In a conversation with Boulder Weekly newspaper, Colorado State University Professor of Animal Science Temple Grandin, an expert on animal welfare, described harmful effects of ractopamine on feedlot animals, such as cattle with stiff, sore, and lame limbs, and increased heat stress. In the same column, she also opines that meat from ractopamine-treated animals may be tougher.

Ractopamine use is a factor in the incidence of downer pigs, animals that are unable to move or stand.

==Adverse effects==

===Acute toxicity===
Oral levels in mice and rats are 3547–2545 mg/kg body weight (male and female) and 474–365 (male and female), respectively.

===Genotoxicity and mutagenicity===
Mutation studies in prokaryotes and eukaryotes show that ractopamine is not mutagenic. However, the results of several in vitro studies, including chromosome aberration tests in human lymphocytes, are positive. The positive genotoxic results are explained with limited evidence to be due to a secondary auto-oxidative mechanism from ractopamine-catechol-producing reactive intermediates.

===Carcinogenicity===
Ractopamine is not considered to be a carcinogen and not listed by IARC, NTP, ACGIH, or OSHA.

===Cardiovascular effects===
Dose-dependent changes of heart rate and cardiac output are observed within the first hour after administration of ractopamine and gradually return to baseline values. The systolic blood pressure will also increase in a dose-dependent manner, while the diastolic pressure remains unchanged.

===Musculoskeletal effects===
Skeletal muscle tremor is the most common adverse effect of beta-agonists, and is more likely to be seen after oral administration than after inhalation. Tremor results from an imbalance between fast- and slow-twitch muscle groups of the extremities, and its severity varies greatly between individuals.

===Behavioral changes in humans===
Restlessness, apprehension, and anxiety were reported effects after the use of various beta-agonists, particularly after oral or parenteral treatment. In pilot clinical trials with ractopamine, four patients showed little evidence for central nervous system stimulation. Whether long-term treatment with these drugs results in the development of tolerance to these adverse effects is unclear.

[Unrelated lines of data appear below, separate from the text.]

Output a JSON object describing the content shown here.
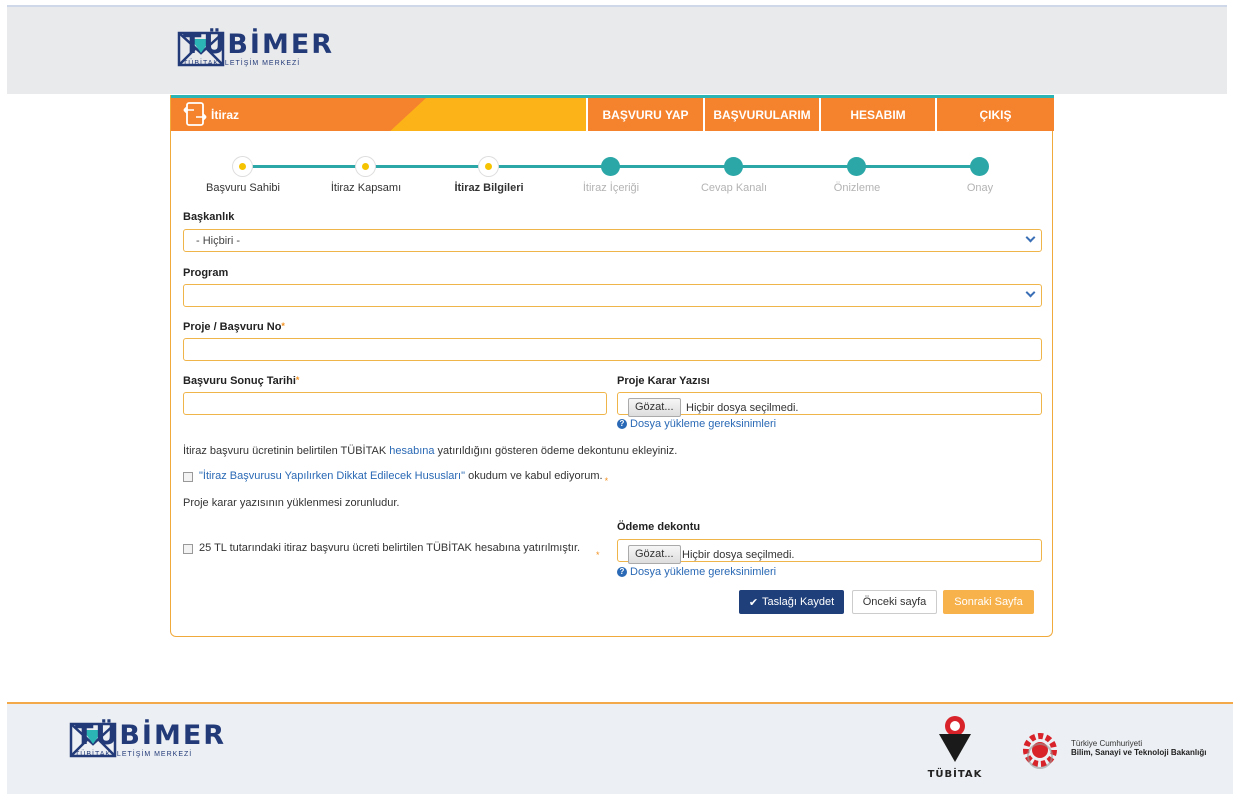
{
  "brand": {
    "name": "TÜBİMER",
    "subtitle": "TÜBİTAK İLETİŞİM MERKEZİ"
  },
  "page": {
    "title": "İtiraz"
  },
  "nav": [
    {
      "label": "BAŞVURU YAP"
    },
    {
      "label": "BAŞVURULARIM"
    },
    {
      "label": "HESABIM"
    },
    {
      "label": "ÇIKIŞ"
    }
  ],
  "steps": [
    {
      "label": "Başvuru Sahibi",
      "state": "done"
    },
    {
      "label": "İtiraz Kapsamı",
      "state": "done"
    },
    {
      "label": "İtiraz Bilgileri",
      "state": "active"
    },
    {
      "label": "İtiraz İçeriği",
      "state": "todo"
    },
    {
      "label": "Cevap Kanalı",
      "state": "todo"
    },
    {
      "label": "Önizleme",
      "state": "todo"
    },
    {
      "label": "Onay",
      "state": "todo"
    }
  ],
  "form": {
    "baskanlik": {
      "label": "Başkanlık",
      "value": "- Hiçbiri -"
    },
    "program": {
      "label": "Program",
      "value": ""
    },
    "proje_no": {
      "label": "Proje / Başvuru No",
      "required": "*",
      "value": ""
    },
    "sonuc_tarihi": {
      "label": "Başvuru Sonuç Tarihi",
      "required": "*",
      "value": ""
    },
    "karar_yazisi": {
      "label": "Proje Karar Yazısı",
      "button": "Gözat...",
      "file_text": "Hiçbir dosya seçilmedi.",
      "help": "Dosya yükleme gereksinimleri"
    },
    "dekont_note_pre": "İtiraz başvuru ücretinin belirtilen TÜBİTAK ",
    "dekont_note_link": "hesabına",
    "dekont_note_post": " yatırıldığını gösteren ödeme dekontunu ekleyiniz.",
    "hususlar_link": "\"İtiraz Başvurusu Yapılırken Dikkat Edilecek Hususları\"",
    "hususlar_text": " okudum ve kabul ediyorum.",
    "hususlar_req": "*",
    "karar_zorunlu": "Proje karar yazısının yüklenmesi zorunludur.",
    "ucret_text": "25 TL tutarındaki itiraz başvuru ücreti belirtilen TÜBİTAK hesabına yatırılmıştır.",
    "ucret_req": "*",
    "dekont": {
      "label": "Ödeme dekontu",
      "button": "Gözat...",
      "file_text": "Hiçbir dosya seçilmedi.",
      "help": "Dosya yükleme gereksinimleri"
    }
  },
  "actions": {
    "save": "Taslağı Kaydet",
    "prev": "Önceki sayfa",
    "next": "Sonraki Sayfa"
  },
  "footer": {
    "tubitak": "TÜBİTAK",
    "ministry_line1": "Türkiye Cumhuriyeti",
    "ministry_line2": "Bilim, Sanayi ve Teknoloji Bakanlığı"
  },
  "colors": {
    "orange": "#f5822d",
    "yellow": "#fcb318",
    "teal": "#2ba7a7",
    "navy": "#1f3f7a",
    "link": "#2a69b5"
  }
}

==Analytical method for residues in livestock==
In cattle and swine tissue, it was found in 2007 that a procedure for the analysis of ractopamine residues in liver or muscle can be performed by high performance liquid chromatography (HPLC) with fluorescence detection. The confirmatory method include reversed-phase HPLC/electrospray ionization triple tandem quadrupole mass spectrometry. The limit of quantification of the drug using this LC/MS instrument was shown to be 1 ng/g (1 ppb). In cattle, a 2018 Chinese study promoted the use of hair as an indelible test of feed containing ractopamine.

==In popular culture==
Stuntman and comedian Steve-O has publicly spoken of his involvement as a test subject in an early ractopamine study whose aim was to determine the stress limits of ractopamine saturation in humans. Glover says "Based on how dangerous the study was, the more money you get."